There is one woman who hands out pamphlets about Jesus. She talks about an incident in which, while handing out fliers, someone shoved a kid into her, and she says she wasn’t hurt. Malle asks about the kid, and at first she doesn’t understand. He asks if the kid was hurt, and she says, “he was shoved into me… I don’t know, I tripped over him,” before adding, “the difficulties and the cruelty can’t touch me.” She’s one of the more unaware characters in the film.
Another woman, a young woman, shies away from the camera on multiple occasions, but eventually Malle makes her comfortable with the camera, allowing her to play with it, to look through the viewfinder. He puts her so at ease that before we know it, she is the one conducting the interview with strangers, asking them her own set of questions. And she is somehow even more direct than Malle. She walks up to one girl, likely with her guard down because she’s being approached by another young woman and not an older man like Malle (who was shoed away in one moment by a woman who assumed him to be hitting on her), and asks the woman about her dating preferences. The woman seems very uncomfortable when asked if she would date another woman. Next the young interviewer asks an older man about his sex life, and you can seem the man blush but also smile at what might be seen as a come on by an attractive younger woman. Then he sees the camera, and when the interviewer asks him to walk with her, he suggests they get rid of the camera if she means it. She doesn’t, of course.

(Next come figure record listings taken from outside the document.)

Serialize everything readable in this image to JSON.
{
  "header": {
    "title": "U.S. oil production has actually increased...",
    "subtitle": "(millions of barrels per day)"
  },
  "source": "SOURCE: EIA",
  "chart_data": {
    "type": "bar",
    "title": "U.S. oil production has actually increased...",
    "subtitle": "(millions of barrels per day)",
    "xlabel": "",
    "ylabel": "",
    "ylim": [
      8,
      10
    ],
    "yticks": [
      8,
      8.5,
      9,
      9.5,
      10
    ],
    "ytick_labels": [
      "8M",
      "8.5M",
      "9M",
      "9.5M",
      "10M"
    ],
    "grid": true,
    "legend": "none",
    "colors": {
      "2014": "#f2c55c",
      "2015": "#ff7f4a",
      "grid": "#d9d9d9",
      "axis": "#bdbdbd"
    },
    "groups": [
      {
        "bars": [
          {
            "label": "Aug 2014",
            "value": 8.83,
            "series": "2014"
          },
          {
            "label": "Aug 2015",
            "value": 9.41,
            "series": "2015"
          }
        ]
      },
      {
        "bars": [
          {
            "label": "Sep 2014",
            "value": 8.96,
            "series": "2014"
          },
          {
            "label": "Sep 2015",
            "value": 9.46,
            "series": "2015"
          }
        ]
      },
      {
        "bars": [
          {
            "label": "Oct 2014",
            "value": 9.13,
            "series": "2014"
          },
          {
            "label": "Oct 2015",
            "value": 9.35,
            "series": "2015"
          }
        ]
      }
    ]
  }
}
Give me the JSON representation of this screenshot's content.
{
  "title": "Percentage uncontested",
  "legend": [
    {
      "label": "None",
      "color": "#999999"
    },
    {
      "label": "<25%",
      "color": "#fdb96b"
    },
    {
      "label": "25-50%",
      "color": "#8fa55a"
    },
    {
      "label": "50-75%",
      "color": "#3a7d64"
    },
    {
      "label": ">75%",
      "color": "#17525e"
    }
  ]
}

Despite the camera allowing people to play up in the moment and perform something within themselves, the film ends with an old lady talking about her experience sneaking across the border during World War II. She plays her role very well, so well in fact that Louis Malle himself may have noticed. As she tells this gripping, tense story, he suddenly interrupts her and asks if she realizes she’s being filmed. The woman barely responds to him, choosing instead to continue on with the story. All the while a fairly substantial crowd has gathered, drawn more likely to the film crew than to the woman, but they watch her monologue all the same.
In this moment, maybe she transcended the performance. Or maybe I have no idea what I’m saying anymore. But the majority of the documentary is about people being more willing to open up probably because of the camera. It’s like a light attracting summertime bugs. The film crew represents something, maybe fame, maybe someone willing to confirm your existence. And yet it ends with this lady who couldn’t care less. By the end of her story she walks away from Malle and his small filmmaking team, and they literally run to keep up with her as she bikes off down the street.
Even as Malle, his camera guy and his sound operator stood out in the street like sore thumbs, they sought to blend in, to capture people who would talk to Malle and just happen to be caught on camera. He often had to refer specifically to the camera, as if to make the subject of the interview comfortable with it as quickly as possible, so that they could even more quickly learn to ignore it. By the end it worked.